Forty-nine minutes into Sunday’s UNC Nike Classic game against Weber State, Cassie Pecht found the back of the net to extend Duke’s lead to 3-0. As the National Rookie of the Year in 2012, her goal would presumably be commonplace for the Blue Devils.
But Pecht had not scored since that decorated 2012 campaign. Stricken with repeating knee injuries that rendered her unable to play for the past two seasons, the redshirt sophomore has quickly re-emerged, once again providing an offensive spark for Duke.
“There’s so much I can say in regards to her work ethic and her perseverance and everything that she’s done to come back. It’s heartbreaking to watch a teammate go through so much,” junior captain Christina Gibbons said. “More than anything, all the credit goes to her for continuing to work hard and continuing to stay positive and get back out there.”
Pecht—a Mechanicsburg, Pa., native—came to Durham from Cumberland Valley High School, where she was ranked No. 10 in her recruiting class by TopDrawerSoccer.com. She was named the 2010 Pennsylvania State Gatorade Player of the Year as a sophomore, and in her junior year, Pecht led her team to the Pennsylvania state championship despite being plagued by an injury.
In her debut season as a Blue Devil, the 5-foot-4 midfielder started all 23 games and scored six goals. Her nation-best 15 assists was a record for Duke freshmen, setting the table for a high-scoring offense that reached the national quarterfinals against Penn State in the NCAA tournament. Pecht’s performance earned her ACC Rookie of the Year honors, as well as spots on Soccer America’s All-Freshmen First Team and the All-ACC second team.
Despite her on-field success, Pecht’s career was about to take a turn for the worse. During her breakout freshman season, the cartilage in her knee gradually wore down and the midfielder opted to have surgery the following spring, a procedure with a projected recovery time of eight to 12 months.
But as her rehabilitation process neared the eight-month mark, Pecht knew something was wrong.
“I was running, kind of getting back into it, but it wasn’t really feeling too well,” she said. “I got another MRI and it showed there was another hole in the cartilage. So then I had to get a microfracture surgery.”
Pecht went through another six months of rehabilitation and entered preseason camp in 2014 hoping to get back on the field. Instead, two days into practice, Pecht was dealt another setback when doctors discovered another hole in her cartilage.
“That was really tough because I was super excited for preseason and I was just really let down,” Pecht said. “The coaches, the physical therapists always believed in me and helped me through it. There were days where I wanted to quit, but knowing that they were supporting me was awesome.”
The midfielder underwent her third major surgery and has once again rehabbed to return to playing form. Still dealing with the hole in her cartilage underneath her kneecap, Pecht has chosen not to utilize a brace during games because increased pressure on her knee irritates the weak spot.
The road back has been long—but she is finally back in action and could contribute to the Blue Devil offense through 2017 if she chooses to do so.
“She’s never wavered, she’s never blamed anybody, she’s just kind of gone back to work,” head coach Robbie Church said. “[The credit] goes to Cassie—to her mental toughness too—to fight through injury and now she’s back and she’s playing at a very high level.”
The return of such a star player is a huge addition to the Duke roster. Pecht’s dynamic style of play gives her the ability to change the pace of a game. Gibbons praised the midfielder for her ability to create spacing on the field for her teammates as well as her passing.
With Pecht back in the lineup, the Blue Devils scored nine goals in two games at the UNC Nike Classic, a year after being shut out twice in the same tournament. Alongside standout freshmen Taylor Racioppi and Kayla McCoy—who combined for six goals during the weekend—Pecht’s presence creates a challenge for opposing defenses looking to slow down the Duke attack.
“She’s so good on the dribble—you just don’t want to be a defender and see her running at you,” Church said. “She can see past them, she can slip players in, she can strike from distance, she can score goals. And those things will continue to come.”
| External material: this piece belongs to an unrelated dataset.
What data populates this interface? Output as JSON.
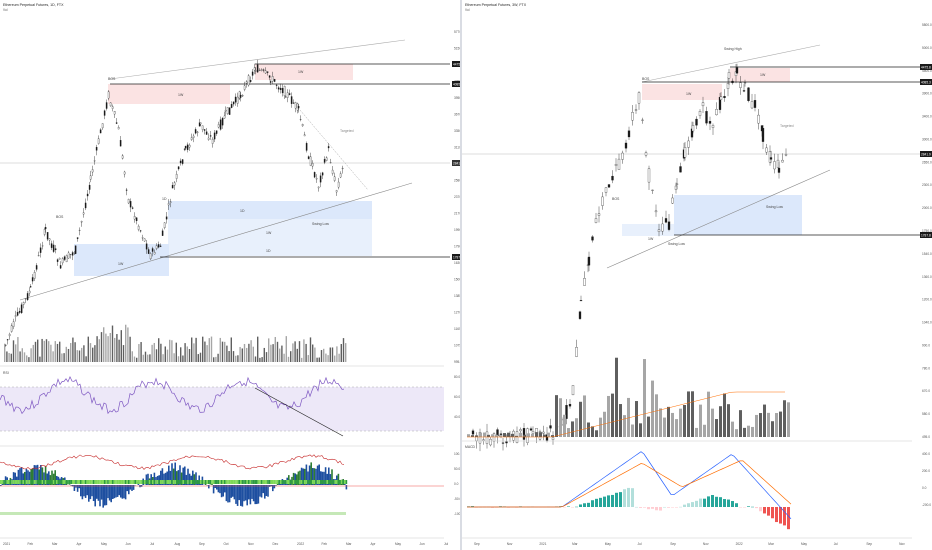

After spending the summer preparing for the season by training with the Carolina Railhawks program, Pecht got herself back in soccer shape with the college season on the horizon. With two regular season games under her belt, Pecht has played 104 minutes, and Church is anxious to see the midfielder continue to develop.
“She’s excited, the coaching staff’s excited, especially [assistant coach Carla Overbeck] and myself that have been here through the whole time, and have seen how hard she’s worked to come back,” Church said. “I almost had tears during the lineup [against Clemson] when she was announced and ran out there.”